Pendant un an ou deux Éliza put voir fréquemment son mari, et le bonheur du jeune ménage ne fut troublé que par la perte de deux petits enfants, passionnément aimé de leur mère, et qu’elle pleura avec un désespoir qui lui attira les douces remontrances de madame Shelby, anxieuse de ramener ces sentiments trop fougueux dans les limites de la raison et de la religion.

Après la naissance du petit Henri, la jeune femme s’était peu à peu calmée. Chaque lien saignant, chaque nerf ébranlé, enlacé de nouveau à cette frêle existence, se raffermissait et se fortifiait avec elle.

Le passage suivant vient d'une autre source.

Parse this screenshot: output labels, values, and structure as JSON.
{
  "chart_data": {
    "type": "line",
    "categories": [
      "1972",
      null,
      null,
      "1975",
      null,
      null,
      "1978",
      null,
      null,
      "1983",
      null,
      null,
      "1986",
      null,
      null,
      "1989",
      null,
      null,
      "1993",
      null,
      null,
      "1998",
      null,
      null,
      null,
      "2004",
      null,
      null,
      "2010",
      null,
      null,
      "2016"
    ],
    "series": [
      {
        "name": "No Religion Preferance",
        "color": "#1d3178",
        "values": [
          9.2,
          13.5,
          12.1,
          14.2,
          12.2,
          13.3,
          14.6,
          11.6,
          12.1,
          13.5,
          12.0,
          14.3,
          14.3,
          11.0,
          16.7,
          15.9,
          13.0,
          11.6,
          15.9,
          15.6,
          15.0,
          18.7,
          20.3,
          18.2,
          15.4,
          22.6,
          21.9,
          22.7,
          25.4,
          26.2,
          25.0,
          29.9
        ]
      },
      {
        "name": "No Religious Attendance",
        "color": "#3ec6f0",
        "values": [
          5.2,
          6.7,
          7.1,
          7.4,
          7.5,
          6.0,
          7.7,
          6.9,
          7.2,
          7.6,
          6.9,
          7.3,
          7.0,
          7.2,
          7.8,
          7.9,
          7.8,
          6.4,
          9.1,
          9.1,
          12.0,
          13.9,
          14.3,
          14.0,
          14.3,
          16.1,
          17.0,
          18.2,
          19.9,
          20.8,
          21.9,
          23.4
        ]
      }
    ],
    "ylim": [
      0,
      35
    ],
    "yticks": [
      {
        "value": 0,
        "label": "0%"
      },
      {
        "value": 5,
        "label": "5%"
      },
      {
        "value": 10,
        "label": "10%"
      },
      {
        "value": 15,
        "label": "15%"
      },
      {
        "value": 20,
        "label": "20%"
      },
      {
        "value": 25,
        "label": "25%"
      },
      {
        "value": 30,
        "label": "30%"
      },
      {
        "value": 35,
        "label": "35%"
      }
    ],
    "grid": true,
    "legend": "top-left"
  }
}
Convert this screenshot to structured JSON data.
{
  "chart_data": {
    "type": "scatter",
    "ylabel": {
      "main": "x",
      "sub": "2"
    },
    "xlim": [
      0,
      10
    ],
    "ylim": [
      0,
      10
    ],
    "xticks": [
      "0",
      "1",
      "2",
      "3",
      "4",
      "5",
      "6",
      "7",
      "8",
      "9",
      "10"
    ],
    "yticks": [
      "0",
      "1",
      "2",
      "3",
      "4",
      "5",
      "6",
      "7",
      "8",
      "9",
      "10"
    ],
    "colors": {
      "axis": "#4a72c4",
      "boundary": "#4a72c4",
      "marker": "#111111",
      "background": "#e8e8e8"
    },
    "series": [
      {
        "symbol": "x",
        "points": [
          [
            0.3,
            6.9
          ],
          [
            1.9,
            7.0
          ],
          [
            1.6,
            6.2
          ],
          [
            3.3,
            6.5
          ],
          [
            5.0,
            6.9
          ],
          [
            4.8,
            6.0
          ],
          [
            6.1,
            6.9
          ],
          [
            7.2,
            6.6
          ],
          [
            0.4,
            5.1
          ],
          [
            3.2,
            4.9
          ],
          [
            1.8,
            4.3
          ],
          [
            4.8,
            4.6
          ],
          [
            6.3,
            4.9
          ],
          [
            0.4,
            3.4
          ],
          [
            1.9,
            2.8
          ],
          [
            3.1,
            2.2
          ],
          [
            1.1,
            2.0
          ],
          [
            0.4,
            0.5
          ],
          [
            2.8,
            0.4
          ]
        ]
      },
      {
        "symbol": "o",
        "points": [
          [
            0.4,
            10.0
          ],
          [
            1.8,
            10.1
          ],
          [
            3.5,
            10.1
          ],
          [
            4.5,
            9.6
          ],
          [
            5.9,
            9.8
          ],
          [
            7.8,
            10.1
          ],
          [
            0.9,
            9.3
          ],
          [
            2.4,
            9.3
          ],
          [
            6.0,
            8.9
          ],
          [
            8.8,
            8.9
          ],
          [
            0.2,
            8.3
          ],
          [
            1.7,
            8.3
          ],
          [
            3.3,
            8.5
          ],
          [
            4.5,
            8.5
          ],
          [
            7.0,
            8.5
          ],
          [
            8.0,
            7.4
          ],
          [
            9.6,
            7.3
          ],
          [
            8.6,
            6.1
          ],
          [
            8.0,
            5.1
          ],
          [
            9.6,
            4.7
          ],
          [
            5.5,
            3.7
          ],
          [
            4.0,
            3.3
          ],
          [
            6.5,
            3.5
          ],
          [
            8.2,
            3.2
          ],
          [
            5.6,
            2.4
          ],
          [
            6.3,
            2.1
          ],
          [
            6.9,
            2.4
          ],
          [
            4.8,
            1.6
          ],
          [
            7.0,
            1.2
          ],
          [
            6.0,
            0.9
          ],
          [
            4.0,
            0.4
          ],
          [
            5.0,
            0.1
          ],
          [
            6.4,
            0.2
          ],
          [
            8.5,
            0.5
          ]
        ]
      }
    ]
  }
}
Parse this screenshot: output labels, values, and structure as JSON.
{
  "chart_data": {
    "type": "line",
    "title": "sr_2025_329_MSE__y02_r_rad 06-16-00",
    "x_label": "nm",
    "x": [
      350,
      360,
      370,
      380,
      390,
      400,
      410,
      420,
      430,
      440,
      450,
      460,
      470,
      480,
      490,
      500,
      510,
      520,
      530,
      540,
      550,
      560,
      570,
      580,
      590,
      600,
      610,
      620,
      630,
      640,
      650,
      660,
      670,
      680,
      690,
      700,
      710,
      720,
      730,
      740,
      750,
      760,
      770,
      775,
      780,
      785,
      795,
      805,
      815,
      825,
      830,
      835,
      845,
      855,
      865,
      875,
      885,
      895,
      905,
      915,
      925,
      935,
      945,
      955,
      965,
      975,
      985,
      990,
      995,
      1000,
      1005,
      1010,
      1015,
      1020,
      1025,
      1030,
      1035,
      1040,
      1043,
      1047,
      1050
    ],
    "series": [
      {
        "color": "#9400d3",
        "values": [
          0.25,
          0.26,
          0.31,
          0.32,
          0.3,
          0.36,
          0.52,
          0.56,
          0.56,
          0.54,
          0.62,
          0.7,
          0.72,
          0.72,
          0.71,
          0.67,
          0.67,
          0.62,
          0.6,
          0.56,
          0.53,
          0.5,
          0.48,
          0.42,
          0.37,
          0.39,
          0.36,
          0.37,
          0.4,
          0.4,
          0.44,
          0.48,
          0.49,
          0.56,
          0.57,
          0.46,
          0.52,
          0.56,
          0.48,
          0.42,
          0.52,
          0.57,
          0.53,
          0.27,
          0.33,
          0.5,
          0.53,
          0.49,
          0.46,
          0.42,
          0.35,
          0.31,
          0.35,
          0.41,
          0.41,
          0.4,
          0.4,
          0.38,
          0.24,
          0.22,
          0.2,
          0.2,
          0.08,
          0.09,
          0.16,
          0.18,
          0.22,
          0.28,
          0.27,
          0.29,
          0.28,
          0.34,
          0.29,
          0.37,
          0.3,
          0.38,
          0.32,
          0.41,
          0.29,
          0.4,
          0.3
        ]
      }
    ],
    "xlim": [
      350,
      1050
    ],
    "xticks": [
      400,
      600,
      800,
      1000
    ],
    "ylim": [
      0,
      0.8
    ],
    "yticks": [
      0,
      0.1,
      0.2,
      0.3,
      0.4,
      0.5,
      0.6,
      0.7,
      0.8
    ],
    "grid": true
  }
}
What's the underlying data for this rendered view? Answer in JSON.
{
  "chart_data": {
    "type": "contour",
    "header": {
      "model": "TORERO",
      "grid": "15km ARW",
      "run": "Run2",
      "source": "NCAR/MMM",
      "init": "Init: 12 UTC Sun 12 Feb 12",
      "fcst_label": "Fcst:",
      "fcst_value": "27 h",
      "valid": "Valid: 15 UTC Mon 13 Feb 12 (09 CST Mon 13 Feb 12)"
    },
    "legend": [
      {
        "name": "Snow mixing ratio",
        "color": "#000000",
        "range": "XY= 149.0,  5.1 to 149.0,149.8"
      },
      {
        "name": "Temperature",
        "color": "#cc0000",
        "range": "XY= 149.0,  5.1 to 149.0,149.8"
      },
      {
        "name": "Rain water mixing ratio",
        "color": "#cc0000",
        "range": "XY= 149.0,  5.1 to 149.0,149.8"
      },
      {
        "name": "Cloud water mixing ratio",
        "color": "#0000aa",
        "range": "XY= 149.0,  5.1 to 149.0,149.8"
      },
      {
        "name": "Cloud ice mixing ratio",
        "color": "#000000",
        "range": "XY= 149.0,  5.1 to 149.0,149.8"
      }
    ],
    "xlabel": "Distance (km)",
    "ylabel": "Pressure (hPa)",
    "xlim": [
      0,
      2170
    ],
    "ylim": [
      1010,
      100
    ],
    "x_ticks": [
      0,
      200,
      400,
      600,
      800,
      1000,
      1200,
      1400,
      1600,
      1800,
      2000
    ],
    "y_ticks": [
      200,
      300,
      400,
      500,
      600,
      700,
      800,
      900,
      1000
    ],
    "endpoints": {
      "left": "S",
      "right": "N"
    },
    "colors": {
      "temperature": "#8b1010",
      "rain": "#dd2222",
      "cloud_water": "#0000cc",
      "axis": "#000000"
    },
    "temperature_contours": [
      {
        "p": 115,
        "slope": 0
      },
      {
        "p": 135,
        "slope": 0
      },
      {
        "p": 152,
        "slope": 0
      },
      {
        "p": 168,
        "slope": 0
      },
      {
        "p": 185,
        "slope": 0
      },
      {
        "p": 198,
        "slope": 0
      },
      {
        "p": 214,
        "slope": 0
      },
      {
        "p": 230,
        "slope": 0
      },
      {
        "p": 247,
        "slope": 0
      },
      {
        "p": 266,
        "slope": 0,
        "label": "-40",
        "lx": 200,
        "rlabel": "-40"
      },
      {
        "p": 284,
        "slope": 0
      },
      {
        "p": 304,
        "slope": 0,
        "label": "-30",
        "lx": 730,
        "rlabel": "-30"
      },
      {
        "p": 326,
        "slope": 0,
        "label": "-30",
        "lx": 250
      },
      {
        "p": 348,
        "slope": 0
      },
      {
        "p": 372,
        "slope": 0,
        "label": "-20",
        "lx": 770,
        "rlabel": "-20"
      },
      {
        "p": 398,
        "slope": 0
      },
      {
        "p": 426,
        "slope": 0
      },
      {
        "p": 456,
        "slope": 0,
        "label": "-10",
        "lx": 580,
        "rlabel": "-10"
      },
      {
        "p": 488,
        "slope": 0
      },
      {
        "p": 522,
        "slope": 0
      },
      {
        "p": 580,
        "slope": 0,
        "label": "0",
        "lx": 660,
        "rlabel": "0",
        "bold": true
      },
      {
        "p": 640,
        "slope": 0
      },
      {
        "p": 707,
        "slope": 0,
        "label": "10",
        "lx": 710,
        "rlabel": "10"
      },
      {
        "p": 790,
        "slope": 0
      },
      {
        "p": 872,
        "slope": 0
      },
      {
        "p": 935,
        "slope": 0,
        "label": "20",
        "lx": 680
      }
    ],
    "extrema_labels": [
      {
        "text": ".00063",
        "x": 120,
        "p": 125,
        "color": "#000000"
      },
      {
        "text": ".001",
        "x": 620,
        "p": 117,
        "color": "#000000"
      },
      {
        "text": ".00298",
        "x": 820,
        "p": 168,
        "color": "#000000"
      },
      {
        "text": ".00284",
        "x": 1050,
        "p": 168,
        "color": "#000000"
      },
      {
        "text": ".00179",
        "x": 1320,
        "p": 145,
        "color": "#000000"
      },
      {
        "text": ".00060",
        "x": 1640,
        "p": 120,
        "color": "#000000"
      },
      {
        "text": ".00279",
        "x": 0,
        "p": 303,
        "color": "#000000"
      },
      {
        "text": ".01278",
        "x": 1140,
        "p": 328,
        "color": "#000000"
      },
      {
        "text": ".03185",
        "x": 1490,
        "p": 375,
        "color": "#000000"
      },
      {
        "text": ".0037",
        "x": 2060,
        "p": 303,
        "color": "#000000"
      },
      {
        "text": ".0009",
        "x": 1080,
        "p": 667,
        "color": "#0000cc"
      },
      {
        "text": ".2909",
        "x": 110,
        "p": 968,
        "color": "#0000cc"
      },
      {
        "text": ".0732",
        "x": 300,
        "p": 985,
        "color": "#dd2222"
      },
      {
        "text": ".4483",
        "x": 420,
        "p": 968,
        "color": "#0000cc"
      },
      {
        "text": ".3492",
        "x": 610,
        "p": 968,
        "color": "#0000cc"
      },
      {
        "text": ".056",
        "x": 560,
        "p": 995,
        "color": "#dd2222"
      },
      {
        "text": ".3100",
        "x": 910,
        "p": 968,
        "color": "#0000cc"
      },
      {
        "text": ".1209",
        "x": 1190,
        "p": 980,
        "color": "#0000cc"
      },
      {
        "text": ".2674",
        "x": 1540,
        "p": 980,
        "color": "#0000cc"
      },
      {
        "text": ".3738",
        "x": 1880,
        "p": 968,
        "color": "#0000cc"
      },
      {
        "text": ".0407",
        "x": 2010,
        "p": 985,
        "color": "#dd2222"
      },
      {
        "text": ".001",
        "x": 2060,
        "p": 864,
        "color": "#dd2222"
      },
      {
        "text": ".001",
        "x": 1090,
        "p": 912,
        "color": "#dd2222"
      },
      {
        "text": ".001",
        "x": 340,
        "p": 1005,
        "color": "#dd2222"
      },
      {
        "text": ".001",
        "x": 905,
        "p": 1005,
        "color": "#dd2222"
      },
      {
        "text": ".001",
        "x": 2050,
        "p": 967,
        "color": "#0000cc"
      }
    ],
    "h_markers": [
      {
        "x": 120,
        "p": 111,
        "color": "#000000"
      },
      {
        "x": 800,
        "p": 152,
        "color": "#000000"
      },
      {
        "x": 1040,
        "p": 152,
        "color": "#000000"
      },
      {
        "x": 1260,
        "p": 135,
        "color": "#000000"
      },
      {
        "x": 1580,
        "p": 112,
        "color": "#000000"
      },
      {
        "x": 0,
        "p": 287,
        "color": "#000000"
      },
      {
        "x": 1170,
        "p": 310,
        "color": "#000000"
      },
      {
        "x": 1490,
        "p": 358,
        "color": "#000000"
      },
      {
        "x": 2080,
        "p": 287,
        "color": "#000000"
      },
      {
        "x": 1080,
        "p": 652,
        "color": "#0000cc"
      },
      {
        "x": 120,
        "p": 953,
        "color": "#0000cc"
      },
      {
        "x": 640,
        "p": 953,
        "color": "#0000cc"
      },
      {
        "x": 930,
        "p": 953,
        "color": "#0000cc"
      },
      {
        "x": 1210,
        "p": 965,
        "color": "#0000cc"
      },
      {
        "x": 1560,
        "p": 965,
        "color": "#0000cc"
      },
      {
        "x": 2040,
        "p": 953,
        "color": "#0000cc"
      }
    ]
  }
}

Éliza avait été une heureuse femme jusqu’au jour où son mari, brutalement arraché à un chef bienveillant, était retombé sous la verge de fer de son propriétaire légal.

Fidèle à sa parole, le fabricant alla voir M. Harris une semaine ou deux après l’enlèvement de Georges, et mit en avant tout ce qui devait décider le maître à rendre à l’esclave son premier emploi.

« Vous pouvez vous épargner la peine d’en dire plus long, répliqua sournoisement le propriétaire : je suis juge de mes propres affaires.

— Je ne prétends pas non plus m’en mêler, monsieur ; seulement je pensais que dans votre intérêt vous pourriez consentir à nous louer votre homme aux termes proposés.

— Oh ! je comprends de reste. Je vous ai vu cligner de l’œil et chuchoter le jour où je l’ai repris. Mais vous avez affaire à aussi fin que vous ! Nous sommes dans un pays libre, monsieur. Cet homme est à moi, et j’en fais ce qu’il me plaît. — Voilà ! »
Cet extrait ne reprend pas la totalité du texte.